Isolation exemptions to keep supplies moving

A positive Covid-19 rapid antigen test kit. PHOTO: GETTY IMAGES
A positive Covid-19 rapid antigen test kit. PHOTO: GETTY IMAGES
Some critical workers will be exempt from isolating if they are a close contact of a person with Covid-19, the Government has announced.

Yesterday, Covid-19 Response Minister Chris Hipkins and Associate Minister of Health Ayesha Verrall revealed a new exemption scheme aimed at keeping critical supply chains running during the Omicron outbreak.

During the peak of the variant’s outbreaks overseas, particularly in Australia, isolation periods for contacts have put a strain on businesses’ operations while many staff were away from work.

That sparked warnings to the Government from business groups in New Zealand to avoid the same happening here.

From yesterday, businesses were allowed to register as a "critical service", allowing their workers to skip Covid-19 isolation requirements as long as they return daily negative rapid antigen tests (Rats).

Companies could "self-assess" to participate in the scheme as long as they met the criteria.

The Government listed sectors such as food production, emergency services, power and water supplies, critical financial services and news media.

Eligible workers would have to be vaccinated and would be provided testing kits by their employer or would be able to pick them up from a collection site.

If they returned a positive result, they would still have to take a PCR test and isolate.

Workers would also still be subject to the isolation requirements outside work hours.

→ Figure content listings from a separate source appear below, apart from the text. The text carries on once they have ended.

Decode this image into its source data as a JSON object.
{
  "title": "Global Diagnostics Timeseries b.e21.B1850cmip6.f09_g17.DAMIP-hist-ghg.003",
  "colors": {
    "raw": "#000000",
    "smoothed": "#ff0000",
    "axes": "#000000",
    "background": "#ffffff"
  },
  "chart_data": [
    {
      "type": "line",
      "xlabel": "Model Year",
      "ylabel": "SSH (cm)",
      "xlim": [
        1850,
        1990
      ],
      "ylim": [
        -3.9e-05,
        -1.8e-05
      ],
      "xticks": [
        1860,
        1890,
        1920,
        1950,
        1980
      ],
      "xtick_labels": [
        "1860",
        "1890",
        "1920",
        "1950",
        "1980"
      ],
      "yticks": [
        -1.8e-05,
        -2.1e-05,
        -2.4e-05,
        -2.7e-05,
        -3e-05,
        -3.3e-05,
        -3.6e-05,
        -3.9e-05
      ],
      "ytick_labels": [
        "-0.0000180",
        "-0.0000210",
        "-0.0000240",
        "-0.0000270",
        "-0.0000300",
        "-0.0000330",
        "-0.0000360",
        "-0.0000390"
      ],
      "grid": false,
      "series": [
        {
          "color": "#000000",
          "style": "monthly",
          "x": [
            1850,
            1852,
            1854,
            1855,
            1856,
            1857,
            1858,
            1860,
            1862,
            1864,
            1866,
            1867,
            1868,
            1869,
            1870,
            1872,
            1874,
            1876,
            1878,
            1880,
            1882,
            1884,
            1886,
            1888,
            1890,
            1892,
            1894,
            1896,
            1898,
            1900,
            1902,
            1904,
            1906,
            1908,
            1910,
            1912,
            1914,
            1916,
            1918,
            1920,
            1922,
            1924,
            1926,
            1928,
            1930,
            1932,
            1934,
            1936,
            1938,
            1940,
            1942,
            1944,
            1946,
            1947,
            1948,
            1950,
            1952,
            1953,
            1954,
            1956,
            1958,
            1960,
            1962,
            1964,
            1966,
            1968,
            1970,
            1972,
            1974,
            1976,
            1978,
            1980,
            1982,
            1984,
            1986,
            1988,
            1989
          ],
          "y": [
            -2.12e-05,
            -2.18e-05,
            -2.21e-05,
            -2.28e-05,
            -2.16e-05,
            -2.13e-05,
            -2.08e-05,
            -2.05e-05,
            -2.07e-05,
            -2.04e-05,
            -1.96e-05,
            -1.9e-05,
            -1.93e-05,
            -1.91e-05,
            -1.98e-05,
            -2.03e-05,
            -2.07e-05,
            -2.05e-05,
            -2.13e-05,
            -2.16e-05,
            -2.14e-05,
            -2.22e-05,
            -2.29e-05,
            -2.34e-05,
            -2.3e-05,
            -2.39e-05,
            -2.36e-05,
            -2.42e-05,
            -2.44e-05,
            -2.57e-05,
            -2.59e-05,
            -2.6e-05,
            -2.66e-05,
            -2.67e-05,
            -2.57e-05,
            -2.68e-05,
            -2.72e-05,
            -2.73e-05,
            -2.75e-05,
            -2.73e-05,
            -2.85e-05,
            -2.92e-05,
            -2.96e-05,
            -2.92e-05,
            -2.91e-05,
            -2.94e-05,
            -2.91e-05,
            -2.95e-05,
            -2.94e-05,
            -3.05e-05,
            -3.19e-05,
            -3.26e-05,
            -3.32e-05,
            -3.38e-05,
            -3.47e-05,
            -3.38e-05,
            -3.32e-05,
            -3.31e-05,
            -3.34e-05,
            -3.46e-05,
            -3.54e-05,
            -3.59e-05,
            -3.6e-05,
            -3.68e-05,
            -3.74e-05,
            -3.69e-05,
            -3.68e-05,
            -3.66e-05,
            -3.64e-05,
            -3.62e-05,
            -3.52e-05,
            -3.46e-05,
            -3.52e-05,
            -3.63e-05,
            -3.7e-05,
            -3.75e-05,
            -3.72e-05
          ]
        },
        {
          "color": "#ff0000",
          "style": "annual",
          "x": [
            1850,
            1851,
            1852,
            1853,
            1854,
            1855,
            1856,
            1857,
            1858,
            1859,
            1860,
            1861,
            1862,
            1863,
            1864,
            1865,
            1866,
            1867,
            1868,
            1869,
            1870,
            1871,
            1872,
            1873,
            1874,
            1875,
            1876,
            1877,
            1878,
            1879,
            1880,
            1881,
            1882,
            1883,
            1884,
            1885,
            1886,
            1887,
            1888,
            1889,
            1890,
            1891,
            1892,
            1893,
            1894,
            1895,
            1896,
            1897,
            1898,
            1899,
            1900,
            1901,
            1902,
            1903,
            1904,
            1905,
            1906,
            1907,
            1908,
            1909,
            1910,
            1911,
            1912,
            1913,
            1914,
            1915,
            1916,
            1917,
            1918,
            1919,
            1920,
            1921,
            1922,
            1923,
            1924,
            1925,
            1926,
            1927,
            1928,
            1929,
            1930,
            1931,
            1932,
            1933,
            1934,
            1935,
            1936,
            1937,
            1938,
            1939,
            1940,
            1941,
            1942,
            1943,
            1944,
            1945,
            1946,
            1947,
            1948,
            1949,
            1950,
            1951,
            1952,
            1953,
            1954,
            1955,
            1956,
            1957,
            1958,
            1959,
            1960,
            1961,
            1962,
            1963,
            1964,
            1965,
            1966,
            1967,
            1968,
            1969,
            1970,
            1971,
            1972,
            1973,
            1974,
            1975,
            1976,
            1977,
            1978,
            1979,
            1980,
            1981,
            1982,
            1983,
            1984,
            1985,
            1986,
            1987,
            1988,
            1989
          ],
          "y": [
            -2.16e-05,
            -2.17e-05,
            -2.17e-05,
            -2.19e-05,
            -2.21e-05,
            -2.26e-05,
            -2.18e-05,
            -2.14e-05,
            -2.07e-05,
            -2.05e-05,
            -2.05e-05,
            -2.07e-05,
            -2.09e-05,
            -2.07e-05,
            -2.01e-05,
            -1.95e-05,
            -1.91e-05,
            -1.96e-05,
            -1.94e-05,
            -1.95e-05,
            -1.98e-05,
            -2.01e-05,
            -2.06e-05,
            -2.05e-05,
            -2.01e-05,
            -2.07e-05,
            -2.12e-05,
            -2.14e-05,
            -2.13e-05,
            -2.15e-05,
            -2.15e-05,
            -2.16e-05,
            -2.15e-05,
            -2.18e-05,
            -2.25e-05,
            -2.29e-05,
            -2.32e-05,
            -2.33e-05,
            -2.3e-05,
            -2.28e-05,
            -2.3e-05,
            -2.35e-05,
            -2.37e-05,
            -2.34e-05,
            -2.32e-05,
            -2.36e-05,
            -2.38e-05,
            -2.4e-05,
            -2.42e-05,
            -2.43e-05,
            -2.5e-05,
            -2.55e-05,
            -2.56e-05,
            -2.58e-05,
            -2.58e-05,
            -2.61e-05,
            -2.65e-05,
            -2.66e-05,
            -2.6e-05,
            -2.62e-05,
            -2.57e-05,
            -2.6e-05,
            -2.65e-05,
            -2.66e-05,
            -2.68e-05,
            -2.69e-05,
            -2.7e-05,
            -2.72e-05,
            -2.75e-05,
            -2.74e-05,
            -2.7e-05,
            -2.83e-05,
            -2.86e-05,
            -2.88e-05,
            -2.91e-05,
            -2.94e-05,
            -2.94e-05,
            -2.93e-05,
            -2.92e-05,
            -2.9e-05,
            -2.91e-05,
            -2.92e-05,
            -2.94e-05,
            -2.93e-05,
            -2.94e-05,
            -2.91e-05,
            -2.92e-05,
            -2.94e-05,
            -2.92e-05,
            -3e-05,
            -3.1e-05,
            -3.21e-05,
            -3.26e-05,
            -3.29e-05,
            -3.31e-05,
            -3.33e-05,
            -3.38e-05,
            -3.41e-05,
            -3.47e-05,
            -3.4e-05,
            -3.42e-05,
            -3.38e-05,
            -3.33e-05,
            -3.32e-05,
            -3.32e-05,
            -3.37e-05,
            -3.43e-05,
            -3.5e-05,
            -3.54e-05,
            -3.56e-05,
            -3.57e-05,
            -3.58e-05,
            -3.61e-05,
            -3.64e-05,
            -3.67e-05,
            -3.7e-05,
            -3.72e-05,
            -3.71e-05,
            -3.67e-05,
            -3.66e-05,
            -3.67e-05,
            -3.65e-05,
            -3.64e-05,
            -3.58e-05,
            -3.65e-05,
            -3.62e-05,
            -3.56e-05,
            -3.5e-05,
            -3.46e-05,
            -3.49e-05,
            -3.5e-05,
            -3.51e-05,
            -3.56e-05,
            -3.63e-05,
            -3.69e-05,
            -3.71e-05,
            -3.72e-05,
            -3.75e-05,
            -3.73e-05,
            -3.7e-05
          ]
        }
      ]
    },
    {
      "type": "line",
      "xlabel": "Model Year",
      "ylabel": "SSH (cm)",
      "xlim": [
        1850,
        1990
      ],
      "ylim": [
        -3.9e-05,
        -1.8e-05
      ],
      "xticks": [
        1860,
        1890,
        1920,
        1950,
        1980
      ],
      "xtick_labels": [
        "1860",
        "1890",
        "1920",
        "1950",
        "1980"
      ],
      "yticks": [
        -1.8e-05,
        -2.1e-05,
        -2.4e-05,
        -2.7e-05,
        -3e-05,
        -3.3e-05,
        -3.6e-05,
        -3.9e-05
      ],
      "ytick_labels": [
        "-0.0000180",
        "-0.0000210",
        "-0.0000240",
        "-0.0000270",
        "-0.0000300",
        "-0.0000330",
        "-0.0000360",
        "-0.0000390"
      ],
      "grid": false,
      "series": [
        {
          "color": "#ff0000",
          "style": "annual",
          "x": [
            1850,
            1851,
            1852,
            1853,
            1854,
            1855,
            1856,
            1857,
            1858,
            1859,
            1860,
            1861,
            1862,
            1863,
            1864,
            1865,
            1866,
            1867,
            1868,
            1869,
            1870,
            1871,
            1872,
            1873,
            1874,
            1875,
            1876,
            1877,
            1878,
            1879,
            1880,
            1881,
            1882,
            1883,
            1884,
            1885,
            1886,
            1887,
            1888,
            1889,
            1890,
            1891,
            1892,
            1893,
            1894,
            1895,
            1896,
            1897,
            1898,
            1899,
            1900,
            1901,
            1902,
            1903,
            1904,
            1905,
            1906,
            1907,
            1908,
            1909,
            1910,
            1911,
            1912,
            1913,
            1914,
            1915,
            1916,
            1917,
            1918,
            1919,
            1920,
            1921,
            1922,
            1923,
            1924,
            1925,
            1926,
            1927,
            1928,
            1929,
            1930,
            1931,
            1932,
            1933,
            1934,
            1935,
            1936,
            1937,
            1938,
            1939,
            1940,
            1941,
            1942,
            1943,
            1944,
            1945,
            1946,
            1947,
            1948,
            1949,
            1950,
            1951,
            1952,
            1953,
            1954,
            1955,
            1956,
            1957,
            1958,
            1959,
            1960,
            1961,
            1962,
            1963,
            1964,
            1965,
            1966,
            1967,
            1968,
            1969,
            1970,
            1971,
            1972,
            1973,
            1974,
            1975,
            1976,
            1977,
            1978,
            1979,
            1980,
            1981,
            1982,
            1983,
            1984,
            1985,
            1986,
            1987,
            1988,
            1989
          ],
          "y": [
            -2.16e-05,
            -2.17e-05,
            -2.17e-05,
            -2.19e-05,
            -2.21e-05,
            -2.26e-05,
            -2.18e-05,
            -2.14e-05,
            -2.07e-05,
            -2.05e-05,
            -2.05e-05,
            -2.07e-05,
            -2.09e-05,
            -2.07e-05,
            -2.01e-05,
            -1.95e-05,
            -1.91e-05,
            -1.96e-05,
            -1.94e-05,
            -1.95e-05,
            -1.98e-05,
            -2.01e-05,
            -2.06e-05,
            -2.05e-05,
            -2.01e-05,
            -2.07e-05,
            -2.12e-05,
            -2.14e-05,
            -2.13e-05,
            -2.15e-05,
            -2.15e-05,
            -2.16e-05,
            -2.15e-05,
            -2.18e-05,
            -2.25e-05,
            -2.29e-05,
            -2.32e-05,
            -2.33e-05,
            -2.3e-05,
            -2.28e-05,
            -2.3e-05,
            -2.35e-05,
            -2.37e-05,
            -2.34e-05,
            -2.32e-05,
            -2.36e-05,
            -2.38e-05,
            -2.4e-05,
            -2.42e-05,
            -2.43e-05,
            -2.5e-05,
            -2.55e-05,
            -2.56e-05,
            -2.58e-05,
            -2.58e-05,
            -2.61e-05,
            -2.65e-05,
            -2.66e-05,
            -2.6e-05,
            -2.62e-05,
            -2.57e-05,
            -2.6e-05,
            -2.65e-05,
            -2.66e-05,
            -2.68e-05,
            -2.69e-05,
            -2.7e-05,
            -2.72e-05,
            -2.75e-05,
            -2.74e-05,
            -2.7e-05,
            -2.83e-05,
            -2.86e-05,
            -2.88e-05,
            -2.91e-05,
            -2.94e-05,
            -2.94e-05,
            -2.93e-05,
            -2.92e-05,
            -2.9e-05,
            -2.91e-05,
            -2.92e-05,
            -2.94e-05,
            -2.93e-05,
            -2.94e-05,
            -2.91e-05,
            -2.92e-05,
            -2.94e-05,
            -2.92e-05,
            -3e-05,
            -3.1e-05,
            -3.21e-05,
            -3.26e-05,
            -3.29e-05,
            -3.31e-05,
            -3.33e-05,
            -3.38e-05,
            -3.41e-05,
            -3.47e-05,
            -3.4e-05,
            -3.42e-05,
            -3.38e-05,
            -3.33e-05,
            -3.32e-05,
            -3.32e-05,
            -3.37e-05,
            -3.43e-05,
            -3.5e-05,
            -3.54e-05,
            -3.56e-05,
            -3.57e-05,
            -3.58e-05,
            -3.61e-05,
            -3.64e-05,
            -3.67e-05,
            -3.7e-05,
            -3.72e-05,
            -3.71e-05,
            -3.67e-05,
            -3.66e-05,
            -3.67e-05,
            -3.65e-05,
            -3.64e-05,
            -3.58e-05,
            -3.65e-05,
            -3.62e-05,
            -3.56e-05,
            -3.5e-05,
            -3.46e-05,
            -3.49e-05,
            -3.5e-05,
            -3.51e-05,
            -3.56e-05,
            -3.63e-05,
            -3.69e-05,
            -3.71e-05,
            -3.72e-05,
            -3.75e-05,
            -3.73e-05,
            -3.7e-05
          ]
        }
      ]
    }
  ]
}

The Government also announced yesterday the guidelines for people who either worked alone, or had the capacity to do so.

Those workers would be able to continue operating in a "bubble of one" if they were identified as a contact, Mr Hipkins said.

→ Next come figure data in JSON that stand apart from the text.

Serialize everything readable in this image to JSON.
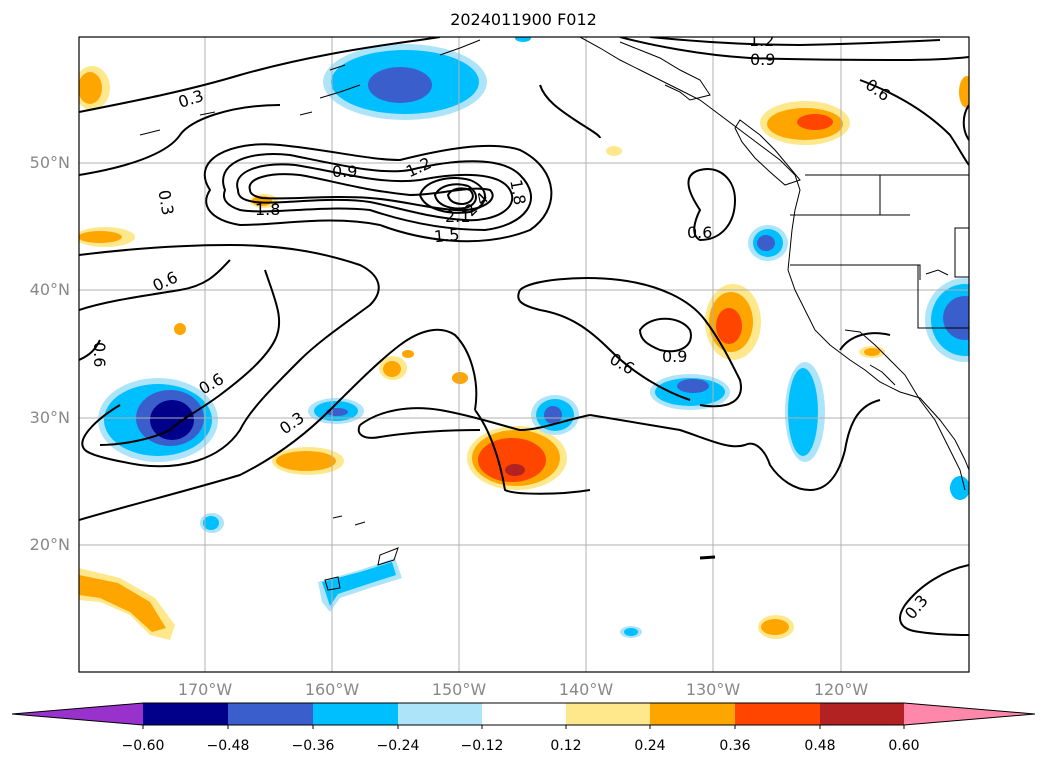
{
  "title": "2024011900 F012",
  "axes": {
    "latitude_labels": [
      "50°N",
      "40°N",
      "30°N",
      "20°N"
    ],
    "longitude_labels": [
      "170°W",
      "160°W",
      "150°W",
      "140°W",
      "130°W",
      "120°W"
    ]
  },
  "contour_labels": [
    "0.3",
    "0.6",
    "0.9",
    "1.2",
    "1.5",
    "1.8",
    "2.1",
    "2.4",
    "0.9",
    "1.2",
    "0.6",
    "0.9",
    "0.6",
    "0.3",
    "0.6",
    "0.6",
    "0.3",
    "1.8",
    "0.6",
    "0.3"
  ],
  "colorbar": {
    "ticks": [
      "−0.60",
      "−0.48",
      "−0.36",
      "−0.24",
      "−0.12",
      "0.12",
      "0.24",
      "0.36",
      "0.48",
      "0.60"
    ],
    "colors": [
      "#9932cc",
      "#00008b",
      "#3a5fcd",
      "#00bfff",
      "#aee4fa",
      "#ffffff",
      "#ffe88c",
      "#ffa500",
      "#ff4500",
      "#b22222",
      "#ff88aa"
    ]
  }
}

That meant, for example, farmers, sole traders including plumbers or builders, who operated in their own space and worked alone could continue to do so as long as they were vaccinated, did not have symptoms and did not have contact with anyone else.

Those guidelines applied to any workers, not just critical work, and did not require them to return regular tests.

The scheme will come into effect when New Zealand moves into phase two of the Government’s Omicron response.

National Covid-19 spokesman Chris Bishop called the exemption scheme "the most bureaucratic and tedious system imaginable for businesses".

“Workers will have to have a Critical Services Register Letter, a Critical Worker Authorisation Letter, a workplace ID, personal ID, a text message confirming they are a close contact, and a Rat order number.

"There will probably be more bureaucrats administering the system than employees who can access it."

The Government had got things around the wrong way, he said.

"Every business should be able to access rapid tests and every business should be able to have their employees who are close contacts use Rats to return to work, not just ones deemed ‘critical’ by the Government.